After lunch, it’s onwards—and upwards—to Osugi Shrine, the last spot on the itinerary. Believed to have been founded in 767, Osugi Shrine is a place folks go to make wishes. It’s dedicated to the god of dreams, Anba-sama, and so, according to local legend, visitors’ dreams might just come true. The unusual shrine is a lovely, colorful place to end the day.

kamameshi

Tuck into kamameshi

Back at the guesthouse, you’ll enjoy a communal meal of kamameshi, a dish of rice and vegetables cooked in a heavy iron pot, called a kama. In the morning, you can expect a simple breakfast of cereal, after which Yamamoto-san will take you to the Hakkou no Sato bus stop, so that you can catch the highway bus back to Tokyo.

Tour information

Price: Approximately ¥15,000 per person, subject to change
Bookings: Tour website
Participants: 1-4
Minimum age: 12 years old (must be able to handle a 27-inch bicycle)
Availability: From March onwards.

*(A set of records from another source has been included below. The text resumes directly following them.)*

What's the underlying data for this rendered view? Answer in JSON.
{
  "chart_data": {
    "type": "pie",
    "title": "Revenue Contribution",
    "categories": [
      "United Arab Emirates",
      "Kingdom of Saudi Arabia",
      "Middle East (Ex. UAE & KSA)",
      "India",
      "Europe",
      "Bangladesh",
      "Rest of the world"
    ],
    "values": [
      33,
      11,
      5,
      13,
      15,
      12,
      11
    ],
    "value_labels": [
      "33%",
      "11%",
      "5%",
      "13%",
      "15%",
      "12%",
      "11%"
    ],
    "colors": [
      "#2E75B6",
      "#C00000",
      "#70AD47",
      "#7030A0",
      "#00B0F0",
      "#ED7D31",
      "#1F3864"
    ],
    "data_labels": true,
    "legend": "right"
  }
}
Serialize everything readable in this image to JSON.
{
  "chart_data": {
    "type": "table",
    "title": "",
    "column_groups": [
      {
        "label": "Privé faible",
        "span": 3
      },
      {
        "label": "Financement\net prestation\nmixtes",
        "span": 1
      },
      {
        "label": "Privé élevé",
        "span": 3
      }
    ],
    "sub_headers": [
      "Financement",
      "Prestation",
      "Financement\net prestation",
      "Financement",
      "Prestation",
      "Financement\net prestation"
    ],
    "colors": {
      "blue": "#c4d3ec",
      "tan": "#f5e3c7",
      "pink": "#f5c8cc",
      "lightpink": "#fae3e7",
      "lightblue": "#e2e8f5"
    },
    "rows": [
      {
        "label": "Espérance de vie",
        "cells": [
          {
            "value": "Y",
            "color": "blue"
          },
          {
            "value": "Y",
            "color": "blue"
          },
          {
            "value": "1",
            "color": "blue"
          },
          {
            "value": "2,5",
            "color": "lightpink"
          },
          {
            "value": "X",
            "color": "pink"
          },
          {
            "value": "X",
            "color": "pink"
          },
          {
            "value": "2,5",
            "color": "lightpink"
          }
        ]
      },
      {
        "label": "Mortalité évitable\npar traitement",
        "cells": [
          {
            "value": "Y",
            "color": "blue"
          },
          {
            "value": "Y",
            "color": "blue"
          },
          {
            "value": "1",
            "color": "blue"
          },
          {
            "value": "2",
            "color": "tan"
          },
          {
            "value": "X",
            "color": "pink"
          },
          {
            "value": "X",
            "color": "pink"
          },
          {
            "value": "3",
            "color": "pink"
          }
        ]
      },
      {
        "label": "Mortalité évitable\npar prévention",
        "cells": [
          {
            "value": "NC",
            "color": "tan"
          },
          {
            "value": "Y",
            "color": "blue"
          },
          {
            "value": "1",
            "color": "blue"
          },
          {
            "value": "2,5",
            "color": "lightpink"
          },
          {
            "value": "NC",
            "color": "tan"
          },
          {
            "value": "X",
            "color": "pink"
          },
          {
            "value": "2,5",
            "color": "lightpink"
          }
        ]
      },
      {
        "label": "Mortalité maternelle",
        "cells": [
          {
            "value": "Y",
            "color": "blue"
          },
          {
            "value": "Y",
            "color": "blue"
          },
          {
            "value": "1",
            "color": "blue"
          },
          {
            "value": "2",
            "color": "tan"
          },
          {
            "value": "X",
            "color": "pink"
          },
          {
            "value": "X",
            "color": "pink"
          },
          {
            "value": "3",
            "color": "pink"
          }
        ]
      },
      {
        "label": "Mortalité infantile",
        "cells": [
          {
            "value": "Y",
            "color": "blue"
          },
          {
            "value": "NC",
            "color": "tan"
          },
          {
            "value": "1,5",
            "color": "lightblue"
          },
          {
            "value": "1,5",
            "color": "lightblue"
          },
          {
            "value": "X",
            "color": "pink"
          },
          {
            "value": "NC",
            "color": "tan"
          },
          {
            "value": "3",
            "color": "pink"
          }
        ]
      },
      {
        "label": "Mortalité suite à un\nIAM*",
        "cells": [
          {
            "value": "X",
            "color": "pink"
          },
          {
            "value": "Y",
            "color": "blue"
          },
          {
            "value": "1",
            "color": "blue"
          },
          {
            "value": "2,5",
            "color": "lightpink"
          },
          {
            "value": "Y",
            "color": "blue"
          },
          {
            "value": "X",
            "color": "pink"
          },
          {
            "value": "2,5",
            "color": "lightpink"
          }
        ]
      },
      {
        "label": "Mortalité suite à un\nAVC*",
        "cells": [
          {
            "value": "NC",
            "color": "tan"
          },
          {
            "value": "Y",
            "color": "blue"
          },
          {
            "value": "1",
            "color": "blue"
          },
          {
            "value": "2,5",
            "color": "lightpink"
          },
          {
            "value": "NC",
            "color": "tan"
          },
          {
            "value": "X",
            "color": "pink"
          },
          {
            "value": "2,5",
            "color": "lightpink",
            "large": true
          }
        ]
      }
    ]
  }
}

Closed from the end of December to the end of February.
Weather policy: The tour will be cancelled in the event of heavy rain.
Not included: Highway bus tickets to and from Tokyo Station.

Safety and hygiene measures

  • Participants are asked to check their temperatures before the tour
  • Participants are asked to wear masks and maintain appropriate social distance during the tour
  • Hand sanitizer will be provided
  • The majority of the tour will take place outdoors

Bonus adventure: Inashiki is not far from Ushiku City, where you’ll find the tallest Buddha statue in Japan. If you want to extend your stay in Ibaraki, the Ushiku Daibutsu is worth a visit.